Technical documentation
This document is different in nature. The intent here is to write something that describes the technicalities of the project. In this instance, the targeted audience is fellow data scientists and colleagues. Among the points that you should make clear are:
- Flow of the system or the workflow preferably visually drawn to help communicate through the image.

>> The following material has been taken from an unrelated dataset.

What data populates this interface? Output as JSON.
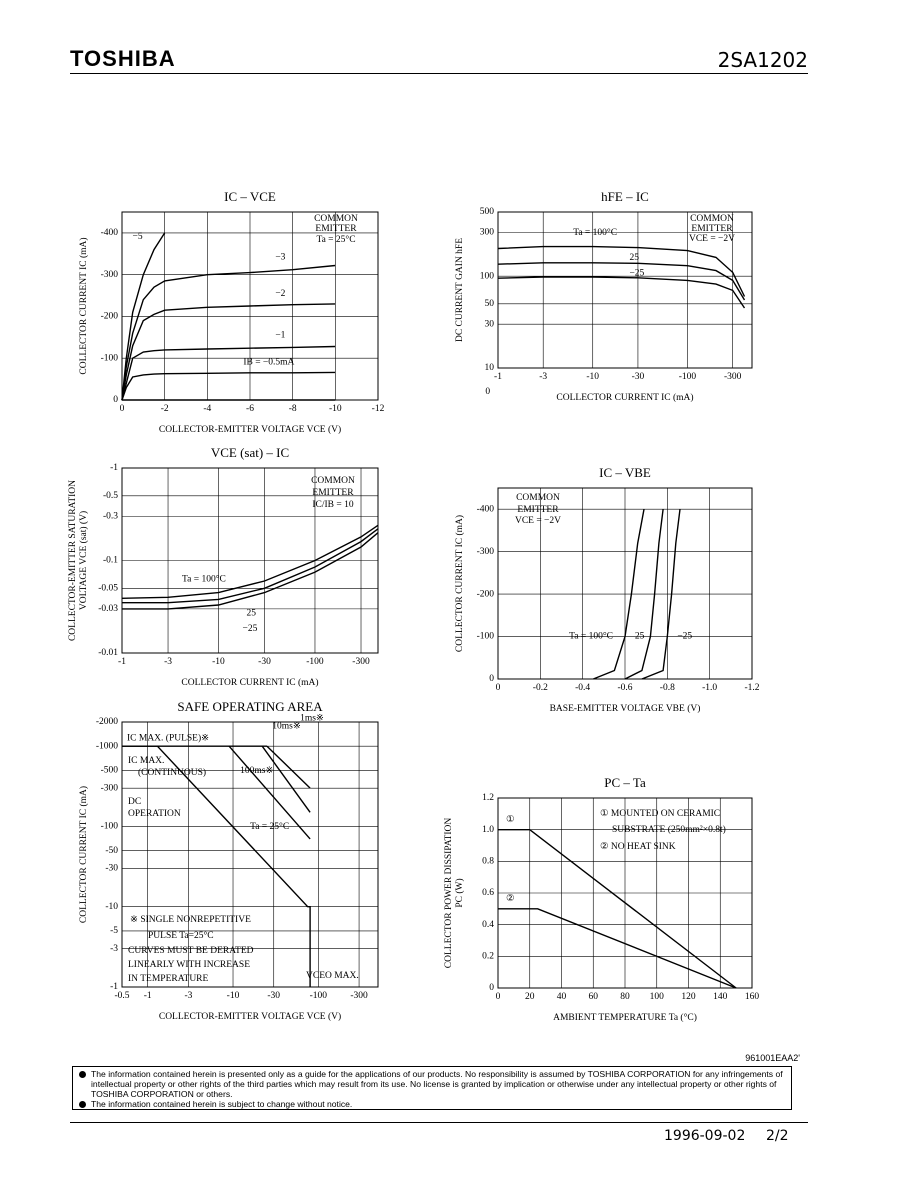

- The implementation and considerations.
- Links to parts of the code or repository.
Prototyping
Data science projects under the hood could be a lot of things from machine learning models, preprocessing steps, and even data pipelines that are necessary to keep the product running. Nonetheless, your work has to be ultra simple and impactful in the beginning. That means to think of a minimal viable functionality and build it first. Building data products is way easier today than ever. There are several tools out there but I will mention two:
Dash
Dash is a framework to build web-based data applications. Written on top of plotly.js and React.js which makes it ideal for building the web interface of your machine learning models. Dash abstract and full-stack which is empowering for data scientists to build without the need to understand or manage the complexity behind the scenes. We call products built on dash "dash apps or applications".
Streamlit
Streamlit takes a data scientist to another level of building full stack applications with crisp clean web interfaces. The power of streamlit comes from a huge set of pre-built widgets with the ability to customize and be up and running in a few minutes.
How to do it?
Now that you know the most important tools, I think in a simple scenario things will go along the lines of the following flowchart.
Conclusion
The real-life situation might be different but I hope this draws the image for you. One step omitted here (in the above flowchart) is the technical documentation which is something that can be done once the product is deployed or iteratively written while development is still ongoing.
Through this text I hope you have learnt about:
- Documentation: types of documents and to whom we write them.
- Prototyping: Python Frameworks that are used to build an interactive app.
- MVP: Thinking of a minimal viable product for your project.
- Workflow: First steps to take when you have a new idea or concept.
Remember the following quote by Eric Ries:
The only way to win is to learn faster than anyone else.